Stage one was adding a Fogger, a DMX Controller and two DMX Lasers, which was a simple case of buying the gear (about AU$800) and plugging them in.
Now this would be enough for some people. But i'm not some people :P Guests were already impressed by the show, but I wanted more!
The next stage involved a high brightness RGB LED can, which could also be controlled over DMX. AU$300 later and there it was.
I still don't have a good photo of a live show with the waterfall flowing, and the RGB can, Fogger & Lasers all going, but i'll be sure to get one soon (along with hopefully, video!)
Now all this was great, the guests were impressed, the budget wasn't blown, and it looked awesome! But there were still two problems. Firstly the laser show itself wasn't sync'ed to the music as well as I would like, The lasers have small microphones built in and progress through their pattern to the beat, but the scenes they display are the same every time, and have nothing to do with the music. I wanted it to be more 'dynamic', and react better to the music that was being played. The other issue was that someone had to be in 'the cave' to drive the show every time.
Being the hacker I am, there was a clear solution. It had to be computer controlled!
So to get started, I ordered an OpenDMX USB dongle, and started to play. I'd decided I wanted a web interface, so that the show could be controlled by either the computer at the front desk, or from a PDA or Mobile Phone out in the crowd.
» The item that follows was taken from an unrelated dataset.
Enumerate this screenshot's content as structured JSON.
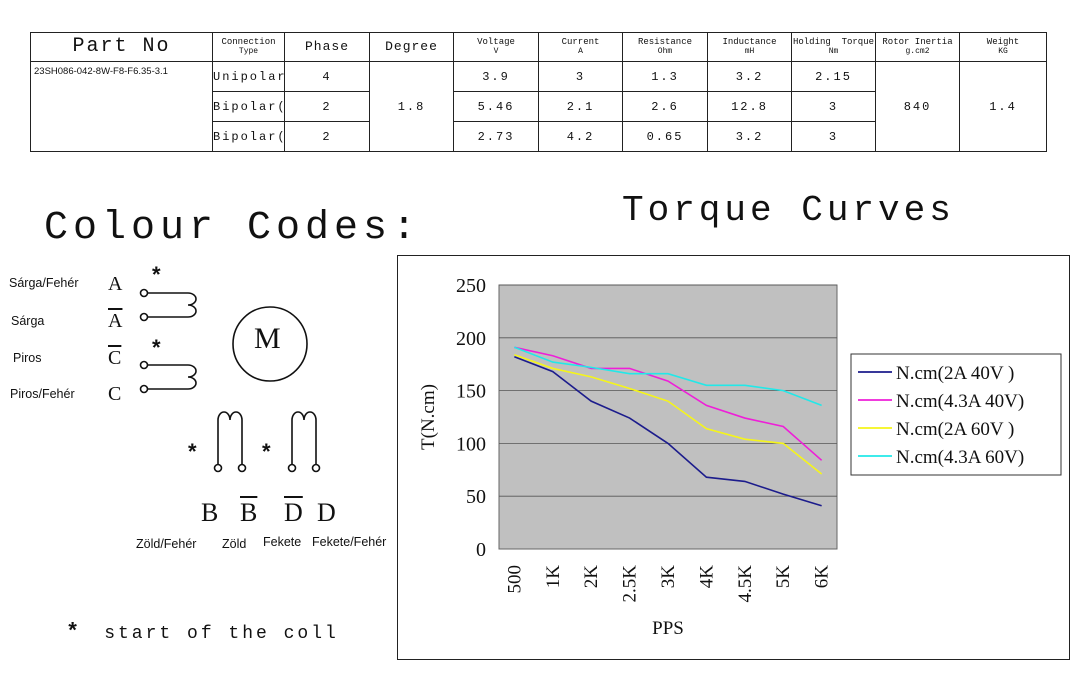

Heres some snaps from the first iteration of the software:
Due to the dongle's design, and the basic design of the DMX protocol, I was forced to build the system in two parts. The first part was a daemon written in VB.NET, which spoke DMX to the devices, and listened on a network port for instructions. I created a simple protocol similar to G-Code to allow me to update an individual DMX 'fixture', or to send an entire animation controlling any number of fixtures and containing any number of frames, along with a rudementary 'timescale' option to control the speed. The daemon would store these animations, and could play them on demand as required.
The second part of the system was the front end, which was built in PHP, which indexed the music available for play, allowed manual control over the devices, or would run an automated show which was similar to what was already being done by hand.
This system worked great, but had only solved one of my issues. I still didn't have much more control over the actual patterns being displayed by the lasers, and I was limited in how complex the show became due to PHP not having any firm idea of the current position in the music track.
Also we wanted more control over the existing fixtures in the waterfall itself: The 4 white floodlights on each corner, the waterfall itself, and even power to the Amp desk to save on power while the show wasn't running.
I've recently started playing with PICmicro processors and found that with some minor hacking, they can act as DMX receivers. I quickly built an 8 channel DMX switch pack, with 6x 300w MOSFET outputs for the floodlights, lasers & fogger, and 2x 7200w relay outputs for the Amp desk and Waterfall pump. Now I had full control over the entire show, from power up to power down, with only the computer and this switchpack needing to be left on.
The next iteration of the software uses YAML to 'script' an entire show (sample here) with events that can be added with a precision of around 20ms, to change laser patterns, the colour of the RGB can, give more or less fog, etc. and will powerup the fogger & amp desk 15 minutes before a show to let them warm up, and most importantly, gives me an extendable platform to build the show up as I go.
I'm still in development on the new version of the software, but will keep you updated as I progress!